AUC can range from 0 to 1. An AUC value of 1 would be a perfect score meaning absolutely no misclassifications. An AUC score of 0 would mean the exact opposite. In other words, All the classifications would be wrong, meaning 100% of our classifications would be the exact opposite of what they should be. So in this case, we would be classifying 100% of the positive class data points as the negative class or vice versa.

AUC Advantages

There are significant advantages to using AUC as well. Those are the following:

AUC is scale-invariant. This is because AUC is based on how well predictions are ranked not their absolute values. Thus, transformations of predictions that do not affect relative ranking will not affect AUC.
AUC is classification-threshold-invariant. As mentioned before, AUC will give you a value for any set of thresholds.
AUC is useful even when there is high class imbalance.

However, AUC is best used when trying to minimize both false positives and false negatives. It is not useful when the cost of minimizing these errors are not equal. For example, AUC is not useful for a spam email classification.

In this case, minimizing false positives would be the priority. A false positive in this case would be marking an email as spam, when it is not. As you can imagine, You would not want all your important emails being sent to spam. However, a false negative in this case would be marking an email as not spam when it is. Of course, this is not ideal either but this result would be less detrimental. Since, removing spam emails from your inbox would be easier than possibly searching through your entire spam folder.

Thus, instead of AUC, an F1 score which uses precision and recall would be a better metric.

Heart Disease Example

To get a better understanding of ROC and AUC in classification models, let’s look at an example. I found a heart disease dataset on Kaggle and I made a simple classification model to further our understanding of all these concepts.
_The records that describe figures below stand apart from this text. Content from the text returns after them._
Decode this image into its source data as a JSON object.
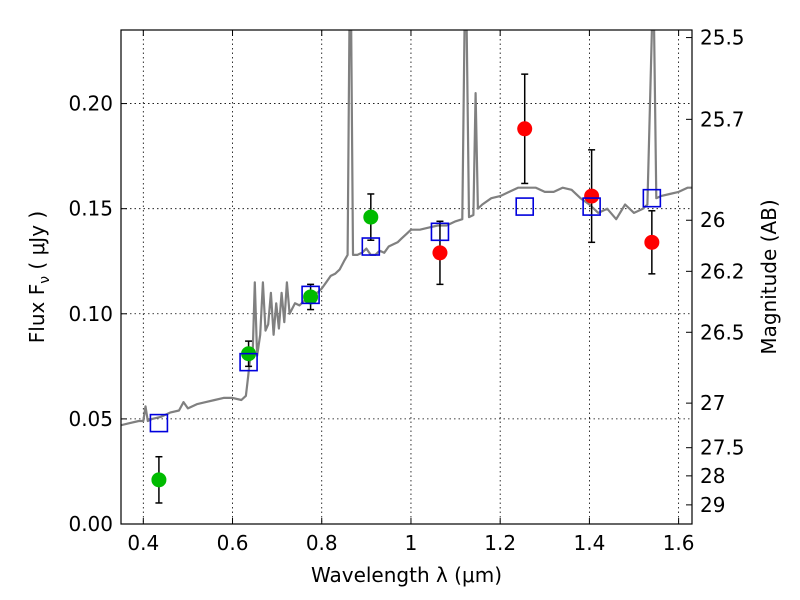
{
  "chart_data": {
    "type": "scatter",
    "xlabel": "Wavelength  λ (μm)",
    "ylabel": "Flux  F",
    "ylabel_sub": "ν",
    "ylabel_unit": " ( μJy )",
    "y2label": "Magnitude (AB)",
    "xlim": [
      0.35,
      1.63
    ],
    "ylim": [
      0.0,
      0.235
    ],
    "grid": true,
    "x_ticks": [
      {
        "value": 0.4,
        "label": "0.4"
      },
      {
        "value": 0.6,
        "label": "0.6"
      },
      {
        "value": 0.8,
        "label": "0.8"
      },
      {
        "value": 1.0,
        "label": "1"
      },
      {
        "value": 1.2,
        "label": "1.2"
      },
      {
        "value": 1.4,
        "label": "1.4"
      },
      {
        "value": 1.6,
        "label": "1.6"
      }
    ],
    "y_ticks": [
      {
        "value": 0.0,
        "label": "0.00"
      },
      {
        "value": 0.05,
        "label": "0.05"
      },
      {
        "value": 0.1,
        "label": "0.10"
      },
      {
        "value": 0.15,
        "label": "0.15"
      },
      {
        "value": 0.2,
        "label": "0.20"
      }
    ],
    "y2_ticks": [
      {
        "flux": 0.2314,
        "label": "25.5"
      },
      {
        "flux": 0.1925,
        "label": "25.7"
      },
      {
        "flux": 0.1445,
        "label": "26"
      },
      {
        "flux": 0.1202,
        "label": "26.2"
      },
      {
        "flux": 0.0912,
        "label": "26.5"
      },
      {
        "flux": 0.0575,
        "label": "27"
      },
      {
        "flux": 0.0363,
        "label": "27.5"
      },
      {
        "flux": 0.0229,
        "label": "28"
      },
      {
        "flux": 0.0091,
        "label": "29"
      }
    ],
    "series": [
      {
        "marker": "circle",
        "color": "#00bb00",
        "points": [
          {
            "x": 0.435,
            "y": 0.021,
            "err": 0.011
          },
          {
            "x": 0.636,
            "y": 0.081,
            "err": 0.006
          },
          {
            "x": 0.775,
            "y": 0.108,
            "err": 0.006
          },
          {
            "x": 0.91,
            "y": 0.146,
            "err": 0.011
          }
        ]
      },
      {
        "marker": "circle",
        "color": "#ff0000",
        "points": [
          {
            "x": 1.065,
            "y": 0.129,
            "err": 0.015
          },
          {
            "x": 1.255,
            "y": 0.188,
            "err": 0.026
          },
          {
            "x": 1.405,
            "y": 0.156,
            "err": 0.022
          },
          {
            "x": 1.54,
            "y": 0.134,
            "err": 0.015
          }
        ]
      },
      {
        "marker": "open-square",
        "color": "#0000dd",
        "points": [
          {
            "x": 0.435,
            "y": 0.048
          },
          {
            "x": 0.636,
            "y": 0.077
          },
          {
            "x": 0.775,
            "y": 0.109
          },
          {
            "x": 0.91,
            "y": 0.132
          },
          {
            "x": 1.065,
            "y": 0.139
          },
          {
            "x": 1.255,
            "y": 0.151
          },
          {
            "x": 1.405,
            "y": 0.151
          },
          {
            "x": 1.54,
            "y": 0.155
          }
        ]
      }
    ],
    "spectrum": {
      "color": "#808080",
      "points": [
        [
          0.35,
          0.047
        ],
        [
          0.37,
          0.048
        ],
        [
          0.39,
          0.049
        ],
        [
          0.4,
          0.049
        ],
        [
          0.405,
          0.056
        ],
        [
          0.41,
          0.049
        ],
        [
          0.42,
          0.05
        ],
        [
          0.44,
          0.051
        ],
        [
          0.46,
          0.053
        ],
        [
          0.48,
          0.054
        ],
        [
          0.49,
          0.058
        ],
        [
          0.5,
          0.055
        ],
        [
          0.52,
          0.057
        ],
        [
          0.54,
          0.058
        ],
        [
          0.56,
          0.059
        ],
        [
          0.58,
          0.06
        ],
        [
          0.6,
          0.06
        ],
        [
          0.62,
          0.059
        ],
        [
          0.63,
          0.061
        ],
        [
          0.635,
          0.07
        ],
        [
          0.64,
          0.08
        ],
        [
          0.645,
          0.08
        ],
        [
          0.65,
          0.115
        ],
        [
          0.655,
          0.08
        ],
        [
          0.662,
          0.09
        ],
        [
          0.668,
          0.115
        ],
        [
          0.674,
          0.092
        ],
        [
          0.68,
          0.095
        ],
        [
          0.686,
          0.11
        ],
        [
          0.692,
          0.09
        ],
        [
          0.698,
          0.105
        ],
        [
          0.704,
          0.093
        ],
        [
          0.71,
          0.11
        ],
        [
          0.716,
          0.096
        ],
        [
          0.722,
          0.115
        ],
        [
          0.728,
          0.1
        ],
        [
          0.74,
          0.105
        ],
        [
          0.75,
          0.104
        ],
        [
          0.76,
          0.106
        ],
        [
          0.77,
          0.108
        ],
        [
          0.78,
          0.11
        ],
        [
          0.79,
          0.11
        ],
        [
          0.8,
          0.112
        ],
        [
          0.81,
          0.115
        ],
        [
          0.82,
          0.118
        ],
        [
          0.83,
          0.119
        ],
        [
          0.84,
          0.121
        ],
        [
          0.85,
          0.125
        ],
        [
          0.858,
          0.128
        ],
        [
          0.862,
          0.235
        ],
        [
          0.866,
          0.235
        ],
        [
          0.87,
          0.128
        ],
        [
          0.88,
          0.128
        ],
        [
          0.89,
          0.129
        ],
        [
          0.9,
          0.131
        ],
        [
          0.91,
          0.128
        ],
        [
          0.92,
          0.128
        ],
        [
          0.93,
          0.13
        ],
        [
          0.94,
          0.129
        ],
        [
          0.95,
          0.132
        ],
        [
          0.96,
          0.133
        ],
        [
          0.97,
          0.134
        ],
        [
          0.98,
          0.136
        ],
        [
          0.99,
          0.138
        ],
        [
          1.0,
          0.14
        ],
        [
          1.02,
          0.14
        ],
        [
          1.04,
          0.141
        ],
        [
          1.06,
          0.142
        ],
        [
          1.08,
          0.142
        ],
        [
          1.1,
          0.144
        ],
        [
          1.115,
          0.145
        ],
        [
          1.12,
          0.235
        ],
        [
          1.125,
          0.235
        ],
        [
          1.13,
          0.146
        ],
        [
          1.14,
          0.147
        ],
        [
          1.145,
          0.205
        ],
        [
          1.15,
          0.15
        ],
        [
          1.16,
          0.152
        ],
        [
          1.18,
          0.155
        ],
        [
          1.2,
          0.156
        ],
        [
          1.22,
          0.158
        ],
        [
          1.24,
          0.16
        ],
        [
          1.26,
          0.16
        ],
        [
          1.28,
          0.16
        ],
        [
          1.3,
          0.158
        ],
        [
          1.32,
          0.158
        ],
        [
          1.34,
          0.16
        ],
        [
          1.36,
          0.159
        ],
        [
          1.38,
          0.155
        ],
        [
          1.4,
          0.152
        ],
        [
          1.42,
          0.148
        ],
        [
          1.44,
          0.15
        ],
        [
          1.46,
          0.145
        ],
        [
          1.48,
          0.152
        ],
        [
          1.5,
          0.148
        ],
        [
          1.52,
          0.15
        ],
        [
          1.53,
          0.152
        ],
        [
          1.54,
          0.235
        ],
        [
          1.545,
          0.235
        ],
        [
          1.55,
          0.155
        ],
        [
          1.56,
          0.156
        ],
        [
          1.58,
          0.157
        ],
        [
          1.6,
          0.158
        ],
        [
          1.62,
          0.16
        ],
        [
          1.63,
          0.16
        ]
      ]
    }
  }
}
The dataset consists of about 10 features about patients’ physical health.These features include data such as age, sex, blood pressure, cholesterol levels, etc... . The target variable is whether the patient suffers from heart disease or not. So in this example, the positive class will be a patient with heart disease.
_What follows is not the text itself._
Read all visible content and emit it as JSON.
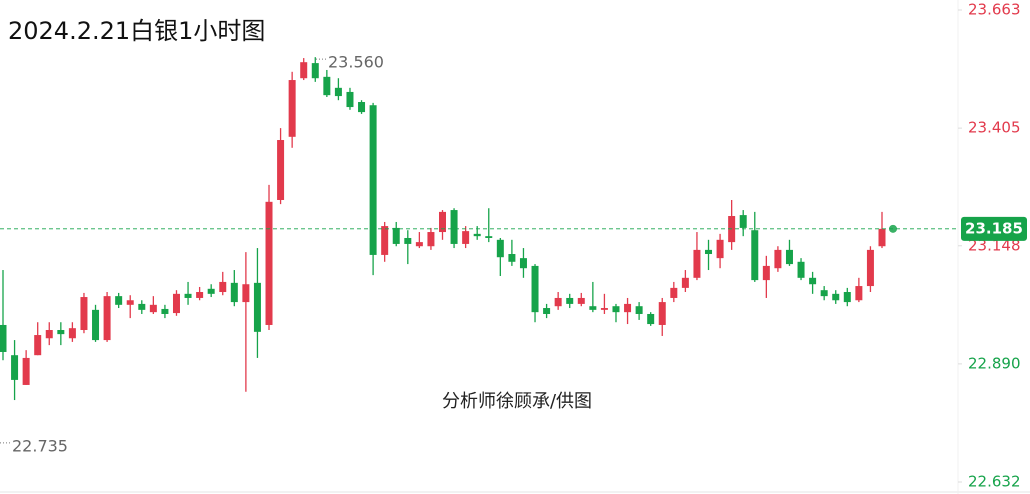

Left Figure:ROC curves for Logistic Regression and Decision Trees Right Figure: Confusion Matrix for Logistic Regression model (better performer)

The figures above display the results from our testing data from the heart disease dataset. The right figure is a confusion matrix where the diagonal from top left to bottom right are how many predictions we got exactly right. The other diagonal represents our number of type one and type two errors. The left graph contains ROC curves for the two models used and it shows how different thresholds affect our models’ performance. The better model turned out to be the Logistic Regression model and it evaluated to an AUC of .87 versus .75 for the Decision Tree Model. Using cross validation with k=10 on the Logistic Regression, I obtained a AUC score of .9 confirming our original score’s significance.

Conclusions

Please note in this case we assumed that false positives and false negative’s are equally important. However, in practice, This may not be the case as a doctor may care more about Type II Errors than Type I errors. Since, in this case a Type II error would result in a patient being unaware of their serious illness. While a Type I error would lead a patient to believe they have heart disease when they actually do not. Thus an F1 score would be a better metric to use if Type II errors are prioritized. This model received an F1 score of .82 which seems acceptable but I would like to do more testing to see if that can be improved further.